Travail détaché : le montant explose en 2018
Quelques mots sur la fraude au détachement : les résultats financiers de cette lutte ont véritablement bondi, passant de 40,56 millions d'euros depuis 2017 à 130,71 millions en 2018. Depuis deux ans, l'Acoss, en lien avec le Centre de liaisons étrangères et internationales de Sécurité sociale (Cleiss), a conclu des accords de coopération internationale avec différentes institutions étrangères : le Portugal (février 2017), l'Italie (juillet 2018), la Pologne (janvier 2019) et l'Espagne (février 2019). Deux conventions bilatérales ont déjà été signées il y a quelques années entre la France, la Belgique et le Luxembourg. Et l'Acoss précise qu'un rapprochement est aussi prévu avec les autorités bulgares et slovaques.
52% des sommes redressées en 2018 concernent des fraudes qui dépassent le million d'euros
S'agissant des grandes tendances, le réseau des Urssaf constate également que "les situations de travail dissimulé se complexifient, et les actions sont davantage ciblées sur des enjeux financiers plus importants mais reposant sur des montages plus sophistiqués, ce qui entraîne un allongement des délais d'investigation". En effet, 52% des sommes redressées en 2018 concernent des fraudes qui dépassent le million d'euros. Les actions de prévention mises en œuvre ont d'ailleurs permis de couvrir plus particulièrement le secteur de la construction à hauteur de 23%.

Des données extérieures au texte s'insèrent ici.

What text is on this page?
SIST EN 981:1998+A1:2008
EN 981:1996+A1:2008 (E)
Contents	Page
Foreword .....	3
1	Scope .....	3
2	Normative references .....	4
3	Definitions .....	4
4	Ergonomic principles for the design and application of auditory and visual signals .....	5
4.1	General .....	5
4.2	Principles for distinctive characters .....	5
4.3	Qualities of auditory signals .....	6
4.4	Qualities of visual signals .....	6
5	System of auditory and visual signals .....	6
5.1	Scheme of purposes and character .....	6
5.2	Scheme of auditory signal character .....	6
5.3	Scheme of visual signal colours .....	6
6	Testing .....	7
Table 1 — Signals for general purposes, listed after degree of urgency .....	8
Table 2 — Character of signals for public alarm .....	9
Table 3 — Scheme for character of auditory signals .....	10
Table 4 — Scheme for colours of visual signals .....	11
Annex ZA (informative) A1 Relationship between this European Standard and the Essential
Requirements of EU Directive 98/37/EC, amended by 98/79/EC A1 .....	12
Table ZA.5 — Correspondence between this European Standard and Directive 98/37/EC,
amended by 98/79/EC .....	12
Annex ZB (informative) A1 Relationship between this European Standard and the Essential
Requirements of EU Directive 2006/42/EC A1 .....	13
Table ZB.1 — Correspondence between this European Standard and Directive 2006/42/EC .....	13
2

Il faut dire aussi que l'Acoss dispose dorénavant de moyens plus conséquents pour remplir à bien sa mission de contrôle et de répression. La loi relative à la lutte contre la fraude du 23 octobre 2018 confère la possibilité aux agents des Urssaf de consulter des base automatisées de l'administration fiscale : la base nationale du patrimoine (BNDP), qui concentre l'ensemble des actes notariés de biens immobiliers et de parts sociales publiés ; la base dite Patrim, qui permet d'estimer un bien immobilier ainsi que les parcelles foncières en fonction des actes publiés dans la même zone géographique et pour la même surface ; la base Ficovie qui regroupe l'ensemble des contrats d'assurance-vie actifs au 1er janvier 2016.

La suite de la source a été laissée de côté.